Eleger Lula no primeiro turno

Imagem: Michelle Guimarães
Whatsapp
Facebook
Twitter
Instagram
Telegram

Por ANDRÉ FLORES*

Sem uma vitória no primeiro turno será muito mais difícil conter o avanço do golpismo

Uma retumbante vitória de Lula no 1° turno não elimina os riscos de um golpe de Estado. Os pretextos para o questionamento do resultado eleitoral não dependem do desempenho de Jair Bolsonaro nas urnas. Para o bolsonarismo, as eleições foram fraudadas antecipadamente, desde que Alexandre de Moraes e o TSE não cederam às imposições dos militares. Em sua narrativa conspiratória, caso a diferença de votos seja ampla, será tida justamente como uma evidência de fraude, devido à sua discrepância em relação ao “Datapovo”. Caso a diferença seja estreita, será tida como uma demonstração inequívoca da manipulação dos institutos de pesquisas, que teriam atuado para esconder a maioria bolsonarista na sociedade e legitimar a fraude eleitoral.
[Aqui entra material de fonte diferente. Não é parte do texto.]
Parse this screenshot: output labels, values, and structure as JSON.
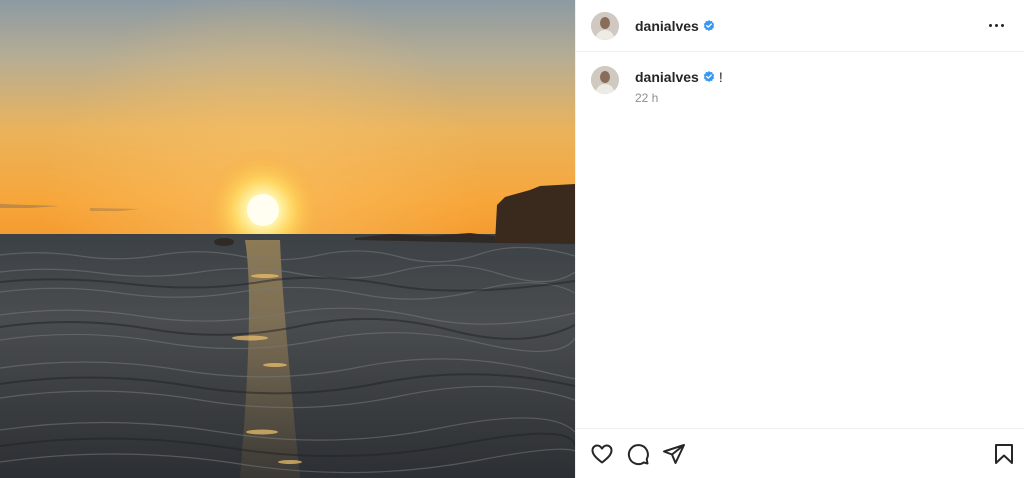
{
  "post": {
    "author": {
      "username": "danialves",
      "verified": true
    },
    "caption": {
      "username": "danialves",
      "text": "!",
      "time": "22 h"
    },
    "icons": {
      "more": "more-options-icon",
      "like": "heart-icon",
      "comment": "comment-icon",
      "share": "share-icon",
      "save": "bookmark-icon",
      "verified": "verified-badge-icon"
    },
    "colors": {
      "verified": "#3897f0",
      "text": "#262626",
      "muted": "#8e8e8e",
      "border": "#efefef"
    }
  }
}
O documento divulgado pelo PL, retomando os ataques ao sistema eleitoral, mostra que, para o bolsonarismo, o processo já está desacreditado, independente do resultado.

A ameaça de golpe persistirá enquanto o bolsonarismo for considerado uma força legítima e tiver seus direitos políticos assegurados. A pressão pela anulação das eleições e a tentativa de impedir o “retorno do comunismo” prosseguirá mesmo depois de outubro, de modo que não bastará apenas derrotar o bolsonarismo nas urnas, será necessário construir força na sociedade para garantir a posse e conseguir governar. Não bastará apenas ampliar o apoio social e político, como tem feito (a meu ver corretamente) a candidatura Lula. Será necessário mobilização social, pois, parafraseando Luís Fernando Veríssimo, “O nosso lado está com a razão mas o lado deles está armado”.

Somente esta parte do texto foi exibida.